Background and purpose: The purpose of this prospective cohort study was to identify whether variables from the baseline examination or physical therapy interventions received could predict clinical outcomes for people with cervical radiculopathy.
Subjects and methods: A total of 96 consecutive patients referred for physical therapy for cervical radiculopathy were the sources of data for this study. All subjects underwent a standardized examination and completed the Neck Disability Index (NDI), the Patient-Specific Functional Scale (PSFS), and the Numeric Pain Rating Scale (NPRS) at baseline and at discharge. The subjects were treated according to the discretion of the individual therapists. At the time of discharge, the subjects completed the Global Rating of Change as well. Subjects surpassing the minimal clinically important change for all 4 outcome tools were categorized as achieving short-term success. Individual variables from the examination and interventions provided were tested for univariate relationships with outcomes. Variables with a significance level of less than .10 were retained as potential predictor variables and were entered into a stepwise logistic regression model to determine the most accurate set of variables for predicting outcomes.
Results: The pretest probability for the likelihood of short-term (28-day follow-up) success was 53%. A 4-variable model optimally identified subjects who were most likely to achieve success with physical therapy interventions (age of <54 years; dominant arm is not affected; looking down does not worsen symptoms; and multimodal treatment including manual therapy, cervical traction, and deep neck flexor muscle strengthening for at least 50% of visits). When 3 of these 4 variables were present, the positive likelihood ratio (+LR) was 5.2 (95% confidence interval [CI]=2.4, 11.3), and the posttest probability of success was 85%. When all 4 variables were present, the +LR was 8.3 (95% CI=1.9, 63.9), and the posttest probability of success was 90%.

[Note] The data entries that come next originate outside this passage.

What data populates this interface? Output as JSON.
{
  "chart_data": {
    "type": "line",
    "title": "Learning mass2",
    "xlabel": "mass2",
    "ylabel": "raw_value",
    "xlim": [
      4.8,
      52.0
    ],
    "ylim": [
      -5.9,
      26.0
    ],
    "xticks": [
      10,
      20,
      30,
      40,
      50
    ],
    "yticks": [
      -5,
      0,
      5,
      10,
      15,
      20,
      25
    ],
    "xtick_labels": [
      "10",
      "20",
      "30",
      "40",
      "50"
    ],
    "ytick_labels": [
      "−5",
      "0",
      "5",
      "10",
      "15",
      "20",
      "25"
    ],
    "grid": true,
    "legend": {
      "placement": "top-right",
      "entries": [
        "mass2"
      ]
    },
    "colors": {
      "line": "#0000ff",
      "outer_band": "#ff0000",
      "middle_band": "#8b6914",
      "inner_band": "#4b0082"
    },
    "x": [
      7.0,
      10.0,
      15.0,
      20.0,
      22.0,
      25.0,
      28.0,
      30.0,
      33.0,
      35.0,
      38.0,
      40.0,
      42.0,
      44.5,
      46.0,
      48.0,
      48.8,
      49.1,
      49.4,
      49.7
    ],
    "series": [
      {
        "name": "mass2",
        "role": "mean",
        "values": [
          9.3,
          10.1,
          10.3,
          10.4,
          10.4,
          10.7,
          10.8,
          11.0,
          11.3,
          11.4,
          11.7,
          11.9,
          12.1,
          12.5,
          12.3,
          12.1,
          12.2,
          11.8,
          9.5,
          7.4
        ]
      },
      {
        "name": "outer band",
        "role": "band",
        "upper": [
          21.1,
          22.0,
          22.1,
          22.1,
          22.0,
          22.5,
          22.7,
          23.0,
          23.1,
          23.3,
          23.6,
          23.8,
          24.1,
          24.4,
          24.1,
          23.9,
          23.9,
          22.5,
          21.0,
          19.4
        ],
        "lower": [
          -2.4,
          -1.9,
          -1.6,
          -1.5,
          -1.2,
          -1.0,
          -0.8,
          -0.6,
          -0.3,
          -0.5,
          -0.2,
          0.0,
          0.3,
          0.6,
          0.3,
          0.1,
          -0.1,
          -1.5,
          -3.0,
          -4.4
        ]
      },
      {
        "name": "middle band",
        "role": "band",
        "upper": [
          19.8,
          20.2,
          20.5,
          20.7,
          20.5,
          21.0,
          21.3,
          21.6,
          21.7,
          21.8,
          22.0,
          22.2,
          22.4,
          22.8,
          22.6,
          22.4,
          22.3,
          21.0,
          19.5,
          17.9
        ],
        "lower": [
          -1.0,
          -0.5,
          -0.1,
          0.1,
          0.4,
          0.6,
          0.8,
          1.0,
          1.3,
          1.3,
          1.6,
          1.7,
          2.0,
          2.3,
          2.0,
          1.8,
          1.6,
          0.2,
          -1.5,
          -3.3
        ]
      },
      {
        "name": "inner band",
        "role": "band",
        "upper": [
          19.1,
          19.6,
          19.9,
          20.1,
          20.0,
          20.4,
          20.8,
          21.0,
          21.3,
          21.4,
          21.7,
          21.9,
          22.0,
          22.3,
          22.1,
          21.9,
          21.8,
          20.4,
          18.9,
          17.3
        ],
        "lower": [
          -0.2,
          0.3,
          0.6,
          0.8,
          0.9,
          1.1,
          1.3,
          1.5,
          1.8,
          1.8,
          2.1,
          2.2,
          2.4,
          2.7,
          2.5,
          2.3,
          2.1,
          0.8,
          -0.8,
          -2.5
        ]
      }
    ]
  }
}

Discussion and conclusion: These results suggest that a subset of predictor variables can accurately identify which people with cervical radiculopathy are likely to experience short-term successful outcomes. The study design did not allow for the identification of a cause-and-effect relationship, but it appears that intermittent cervical traction, manual therapy, and deep neck flexor muscle strengthening may be beneficial in the management of cervical radiculopathy. Future research is needed to substantiate these findings.